Source | LinkedIn : By Liz Ryan
I worked in a bottling plant where I started as a summer worker and ended up as the Director of Logistics. I had no warning that our plant was being shut down until just a few weeks before it happened. I had completely lost touch with the job market, because I was so focused on doing my job.
It wasn’t just a job to me. My teammates were like family. Some of us worked together since the eighties. We were devastated when our plant closed.
When I finally got it together to start a job search, there was nothing available in my field. Unless you’ve got a big manufacturing and distribution operation you don’t need someone like me.
A lot of the jobs in my area are either healthcare jobs or other jobs I’m not qualified for.

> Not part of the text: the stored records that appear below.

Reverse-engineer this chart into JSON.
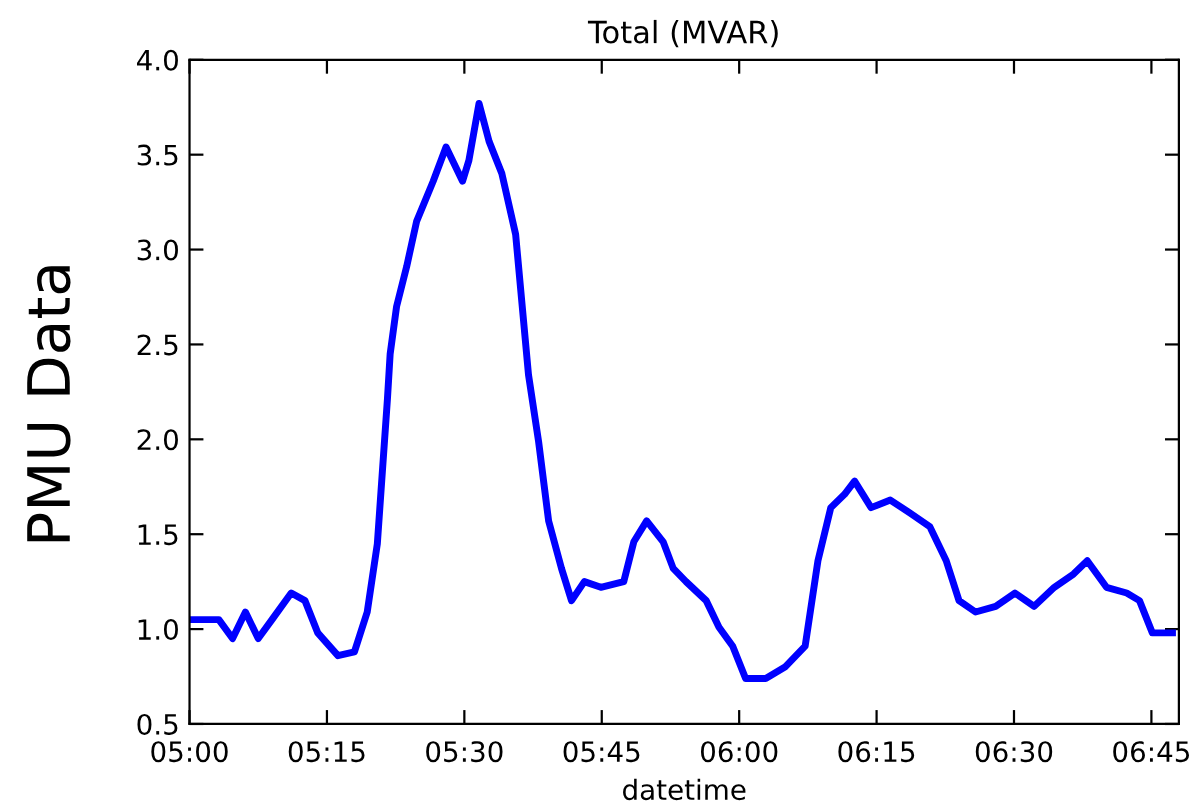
{
  "chart_data": {
    "type": "line",
    "title": "Total (MVAR)",
    "xlabel": "datetime",
    "ylabel": "PMU Data",
    "series": [
      {
        "color": "#0000ff",
        "x": [
          5.0,
          5.0533,
          5.0783,
          5.1017,
          5.125,
          5.15,
          5.185,
          5.21,
          5.2333,
          5.27,
          5.3,
          5.3233,
          5.3417,
          5.36,
          5.365,
          5.3767,
          5.395,
          5.4133,
          5.4433,
          5.4667,
          5.4967,
          5.5083,
          5.5267,
          5.545,
          5.5683,
          5.5933,
          5.6167,
          5.635,
          5.6533,
          5.6767,
          5.695,
          5.7183,
          5.7483,
          5.79,
          5.8083,
          5.8317,
          5.8617,
          5.88,
          5.9033,
          5.94,
          5.9633,
          5.9883,
          6.0117,
          6.0483,
          6.0833,
          6.12,
          6.1433,
          6.1667,
          6.1917,
          6.21,
          6.24,
          6.275,
          6.3117,
          6.3467,
          6.3767,
          6.4,
          6.43,
          6.4667,
          6.5017,
          6.5367,
          6.5733,
          6.6083,
          6.6333,
          6.6683,
          6.705,
          6.7283,
          6.7517,
          6.7883
        ],
        "values": [
          1.05,
          1.05,
          0.95,
          1.09,
          0.95,
          1.05,
          1.19,
          1.15,
          0.98,
          0.86,
          0.88,
          1.09,
          1.45,
          2.21,
          2.45,
          2.7,
          2.91,
          3.15,
          3.36,
          3.54,
          3.36,
          3.47,
          3.77,
          3.57,
          3.4,
          3.08,
          2.34,
          1.99,
          1.57,
          1.32,
          1.15,
          1.25,
          1.22,
          1.25,
          1.46,
          1.57,
          1.46,
          1.32,
          1.25,
          1.15,
          1.01,
          0.91,
          0.74,
          0.74,
          0.8,
          0.91,
          1.36,
          1.64,
          1.71,
          1.78,
          1.64,
          1.68,
          1.61,
          1.54,
          1.36,
          1.15,
          1.09,
          1.12,
          1.19,
          1.12,
          1.22,
          1.29,
          1.36,
          1.22,
          1.19,
          1.15,
          0.98,
          0.98
        ]
      }
    ],
    "xlim": [
      5.0,
      6.8
    ],
    "xticks": [
      {
        "value": 5.0,
        "label": "05:00"
      },
      {
        "value": 5.25,
        "label": "05:15"
      },
      {
        "value": 5.5,
        "label": "05:30"
      },
      {
        "value": 5.75,
        "label": "05:45"
      },
      {
        "value": 6.0,
        "label": "06:00"
      },
      {
        "value": 6.25,
        "label": "06:15"
      },
      {
        "value": 6.5,
        "label": "06:30"
      },
      {
        "value": 6.75,
        "label": "06:45"
      }
    ],
    "ylim": [
      0.5,
      4.0
    ],
    "yticks": [
      0.5,
      {
        "value": 1,
        "label": "1.0"
      },
      1.5,
      {
        "value": 2,
        "label": "2.0"
      },
      2.5,
      {
        "value": 3,
        "label": "3.0"
      },
      3.5,
      {
        "value": 4,
        "label": "4.0"
      }
    ],
    "grid": false,
    "marker": "none",
    "line_style": "solid"
  }
}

I would be willing to take a pay cut from what I was earning before, but I can’t even get a foot in the door. I feel like my career just dropped out from under me. I didn’t know what hit me. They gave me a decent severance package but now I should be job-hunting aggressively and I don’t see any jobs to apply for.
I’m adrift and I could use your help. Where should I start? Thanks for being there, Liz.

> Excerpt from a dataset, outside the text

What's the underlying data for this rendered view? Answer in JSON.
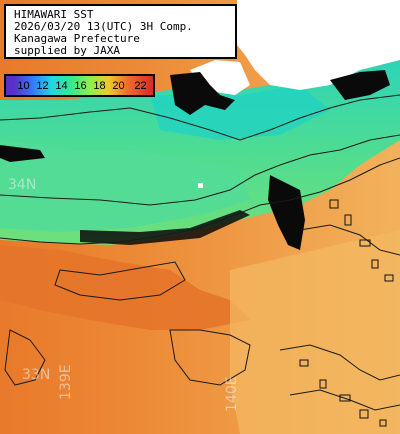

That’s a tough blow! Although you are in a challenging spot right now, take heart in the knowledge that you are ahead of the curve. All of us are going to have to learn to do what you are beginning to do right now: take charge of our careers.
You haven’t seen any ads for jobs that sound like a good fit for you. That’s not surprising. Fewer and fewer jobs are getting filled through published job ads, and beyond that, more and more people are earning their pay by working on contract or taking on consulting projects than by sitting at a traditional job and drawing and salary.

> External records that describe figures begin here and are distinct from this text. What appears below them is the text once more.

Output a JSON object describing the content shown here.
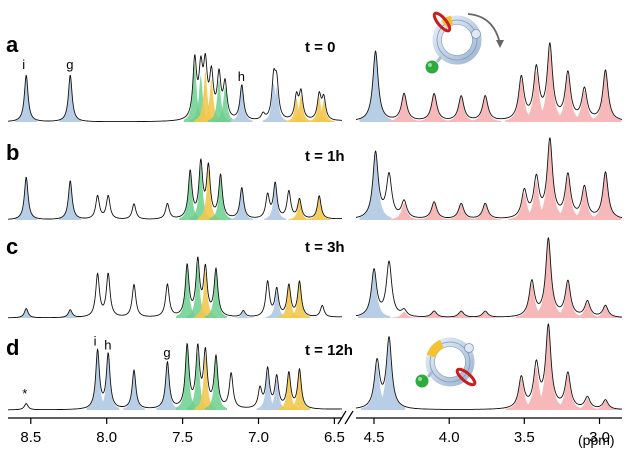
{
  "chart_data": {
    "type": "line",
    "title": "",
    "xlabel": "(ppm)",
    "ylabel": "",
    "x_axis": {
      "reversed": true,
      "broken": true,
      "segments": [
        [
          8.65,
          6.45
        ],
        [
          4.62,
          2.85
        ]
      ],
      "ticks": [
        "8.5",
        "8.0",
        "7.5",
        "7.0",
        "6.5",
        "4.5",
        "4.0",
        "3.5",
        "3.0"
      ]
    },
    "colors": {
      "blue": "#b8cde6",
      "green": "#6ccf8f",
      "yellow": "#f3c84f",
      "pink": "#f6b8b8",
      "line": "#111111"
    },
    "spectra": [
      {
        "panel": "a",
        "time_label": "t = 0",
        "peaks": [
          {
            "ppm": 8.53,
            "h": 0.6,
            "color": "blue",
            "label": "i"
          },
          {
            "ppm": 8.24,
            "h": 0.6,
            "color": "blue",
            "label": "g"
          },
          {
            "ppm": 7.42,
            "h": 0.75,
            "color": "green"
          },
          {
            "ppm": 7.38,
            "h": 0.6,
            "color": "green"
          },
          {
            "ppm": 7.35,
            "h": 0.65,
            "color": "yellow"
          },
          {
            "ppm": 7.31,
            "h": 0.55,
            "color": "yellow"
          },
          {
            "ppm": 7.26,
            "h": 0.55,
            "color": "green"
          },
          {
            "ppm": 7.22,
            "h": 0.45,
            "color": "green"
          },
          {
            "ppm": 7.11,
            "h": 0.45,
            "color": "blue",
            "label": "h"
          },
          {
            "ppm": 6.97,
            "h": 0.08,
            "color": "none"
          },
          {
            "ppm": 6.9,
            "h": 0.5,
            "color": "blue"
          },
          {
            "ppm": 6.88,
            "h": 0.45,
            "color": "blue"
          },
          {
            "ppm": 6.75,
            "h": 0.3,
            "color": "yellow"
          },
          {
            "ppm": 6.72,
            "h": 0.35,
            "color": "yellow"
          },
          {
            "ppm": 6.6,
            "h": 0.32,
            "color": "yellow"
          },
          {
            "ppm": 6.57,
            "h": 0.28,
            "color": "yellow"
          },
          {
            "ppm": 4.49,
            "h": 0.9,
            "color": "blue"
          },
          {
            "ppm": 4.3,
            "h": 0.35,
            "color": "pink"
          },
          {
            "ppm": 4.1,
            "h": 0.35,
            "color": "pink"
          },
          {
            "ppm": 3.92,
            "h": 0.32,
            "color": "pink"
          },
          {
            "ppm": 3.76,
            "h": 0.32,
            "color": "pink"
          },
          {
            "ppm": 3.52,
            "h": 0.55,
            "color": "pink"
          },
          {
            "ppm": 3.42,
            "h": 0.65,
            "color": "pink"
          },
          {
            "ppm": 3.33,
            "h": 0.95,
            "color": "pink"
          },
          {
            "ppm": 3.21,
            "h": 0.6,
            "color": "pink"
          },
          {
            "ppm": 3.1,
            "h": 0.4,
            "color": "pink"
          },
          {
            "ppm": 2.96,
            "h": 0.65,
            "color": "pink"
          }
        ]
      },
      {
        "panel": "b",
        "time_label": "t = 1h",
        "peaks": [
          {
            "ppm": 8.53,
            "h": 0.55,
            "color": "blue"
          },
          {
            "ppm": 8.24,
            "h": 0.5,
            "color": "blue"
          },
          {
            "ppm": 8.06,
            "h": 0.3,
            "color": "none"
          },
          {
            "ppm": 7.99,
            "h": 0.3,
            "color": "none"
          },
          {
            "ppm": 7.82,
            "h": 0.2,
            "color": "none"
          },
          {
            "ppm": 7.6,
            "h": 0.2,
            "color": "none"
          },
          {
            "ppm": 7.45,
            "h": 0.6,
            "color": "green"
          },
          {
            "ppm": 7.38,
            "h": 0.7,
            "color": "green"
          },
          {
            "ppm": 7.33,
            "h": 0.65,
            "color": "yellow"
          },
          {
            "ppm": 7.25,
            "h": 0.55,
            "color": "green"
          },
          {
            "ppm": 7.11,
            "h": 0.4,
            "color": "blue"
          },
          {
            "ppm": 6.94,
            "h": 0.3,
            "color": "none"
          },
          {
            "ppm": 6.89,
            "h": 0.45,
            "color": "blue"
          },
          {
            "ppm": 6.8,
            "h": 0.35,
            "color": "none"
          },
          {
            "ppm": 6.73,
            "h": 0.25,
            "color": "yellow"
          },
          {
            "ppm": 6.6,
            "h": 0.3,
            "color": "yellow"
          },
          {
            "ppm": 4.49,
            "h": 0.85,
            "color": "blue"
          },
          {
            "ppm": 4.4,
            "h": 0.55,
            "color": "none"
          },
          {
            "ppm": 4.3,
            "h": 0.22,
            "color": "pink"
          },
          {
            "ppm": 4.1,
            "h": 0.22,
            "color": "pink"
          },
          {
            "ppm": 3.92,
            "h": 0.2,
            "color": "pink"
          },
          {
            "ppm": 3.76,
            "h": 0.2,
            "color": "pink"
          },
          {
            "ppm": 3.5,
            "h": 0.35,
            "color": "pink"
          },
          {
            "ppm": 3.42,
            "h": 0.5,
            "color": "pink"
          },
          {
            "ppm": 3.33,
            "h": 1.0,
            "color": "pink"
          },
          {
            "ppm": 3.21,
            "h": 0.55,
            "color": "pink"
          },
          {
            "ppm": 3.1,
            "h": 0.4,
            "color": "pink"
          },
          {
            "ppm": 2.96,
            "h": 0.6,
            "color": "pink"
          }
        ]
      },
      {
        "panel": "c",
        "time_label": "t = 3h",
        "peaks": [
          {
            "ppm": 8.53,
            "h": 0.12,
            "color": "blue"
          },
          {
            "ppm": 8.24,
            "h": 0.1,
            "color": "blue"
          },
          {
            "ppm": 8.06,
            "h": 0.55,
            "color": "none"
          },
          {
            "ppm": 7.99,
            "h": 0.55,
            "color": "none"
          },
          {
            "ppm": 7.82,
            "h": 0.42,
            "color": "none"
          },
          {
            "ppm": 7.6,
            "h": 0.42,
            "color": "none"
          },
          {
            "ppm": 7.47,
            "h": 0.65,
            "color": "green"
          },
          {
            "ppm": 7.4,
            "h": 0.7,
            "color": "green"
          },
          {
            "ppm": 7.35,
            "h": 0.6,
            "color": "yellow"
          },
          {
            "ppm": 7.28,
            "h": 0.6,
            "color": "green"
          },
          {
            "ppm": 7.1,
            "h": 0.08,
            "color": "blue"
          },
          {
            "ppm": 6.94,
            "h": 0.45,
            "color": "none"
          },
          {
            "ppm": 6.88,
            "h": 0.35,
            "color": "blue"
          },
          {
            "ppm": 6.8,
            "h": 0.4,
            "color": "yellow"
          },
          {
            "ppm": 6.73,
            "h": 0.45,
            "color": "yellow"
          },
          {
            "ppm": 6.58,
            "h": 0.15,
            "color": "none"
          },
          {
            "ppm": 4.5,
            "h": 0.6,
            "color": "blue"
          },
          {
            "ppm": 4.4,
            "h": 0.7,
            "color": "none"
          },
          {
            "ppm": 4.3,
            "h": 0.08,
            "color": "pink"
          },
          {
            "ppm": 4.1,
            "h": 0.08,
            "color": "pink"
          },
          {
            "ppm": 3.92,
            "h": 0.08,
            "color": "pink"
          },
          {
            "ppm": 3.76,
            "h": 0.08,
            "color": "pink"
          },
          {
            "ppm": 3.45,
            "h": 0.45,
            "color": "pink"
          },
          {
            "ppm": 3.34,
            "h": 1.0,
            "color": "pink"
          },
          {
            "ppm": 3.21,
            "h": 0.45,
            "color": "pink"
          },
          {
            "ppm": 3.08,
            "h": 0.2,
            "color": "pink"
          },
          {
            "ppm": 2.96,
            "h": 0.15,
            "color": "pink"
          }
        ]
      },
      {
        "panel": "d",
        "time_label": "t = 12h",
        "peaks": [
          {
            "ppm": 8.53,
            "h": 0.08,
            "color": "none",
            "label": "*"
          },
          {
            "ppm": 8.06,
            "h": 0.75,
            "color": "blue",
            "label": "i"
          },
          {
            "ppm": 7.99,
            "h": 0.7,
            "color": "blue",
            "label": "h"
          },
          {
            "ppm": 7.82,
            "h": 0.5,
            "color": "blue"
          },
          {
            "ppm": 7.6,
            "h": 0.6,
            "color": "blue",
            "label": "g"
          },
          {
            "ppm": 7.47,
            "h": 0.8,
            "color": "green"
          },
          {
            "ppm": 7.4,
            "h": 0.75,
            "color": "green"
          },
          {
            "ppm": 7.35,
            "h": 0.7,
            "color": "yellow"
          },
          {
            "ppm": 7.28,
            "h": 0.65,
            "color": "green"
          },
          {
            "ppm": 7.18,
            "h": 0.45,
            "color": "none"
          },
          {
            "ppm": 6.99,
            "h": 0.25,
            "color": "none"
          },
          {
            "ppm": 6.94,
            "h": 0.5,
            "color": "blue"
          },
          {
            "ppm": 6.88,
            "h": 0.4,
            "color": "blue"
          },
          {
            "ppm": 6.8,
            "h": 0.45,
            "color": "yellow"
          },
          {
            "ppm": 6.73,
            "h": 0.5,
            "color": "yellow"
          },
          {
            "ppm": 4.48,
            "h": 0.6,
            "color": "blue"
          },
          {
            "ppm": 4.4,
            "h": 0.9,
            "color": "blue"
          },
          {
            "ppm": 3.52,
            "h": 0.4,
            "color": "pink"
          },
          {
            "ppm": 3.42,
            "h": 0.55,
            "color": "pink"
          },
          {
            "ppm": 3.34,
            "h": 1.05,
            "color": "pink"
          },
          {
            "ppm": 3.21,
            "h": 0.45,
            "color": "pink"
          },
          {
            "ppm": 3.08,
            "h": 0.15,
            "color": "pink"
          },
          {
            "ppm": 2.96,
            "h": 0.12,
            "color": "pink"
          }
        ]
      }
    ]
  }
}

Virtually every company has some kind of Business Pain that you can solve for them. You have experience in leadership, logistics, supply chain management, project management and tons of other areas.
Your skills cut across functions and industries. Right now you are looking at your talents and your value too narrowly. Almost everybody does that.
When I left my last full-time, salaried job I was in a fog. I wasn’t sure what to do. At Human Workplace we call this confusing place the Desert of Reinvention. It’s a hard place to be.
I said the same things to myself then that you are telling yourself now. I said, “Well, I’m an HR person, so I guess I’ll do something related to HR.” Over time I realized that my narrow self-description and self-perception were the biggest barriers holding me back.
People who meet you don’t really care what your past job titles were. They meet you and get to know you and they say “Hey, could you help a buddy of mine who has a company with a production process that could use an overhaul?”
You could run that project with your eyes closed. You could do a million other things to help organizations with their problems, too!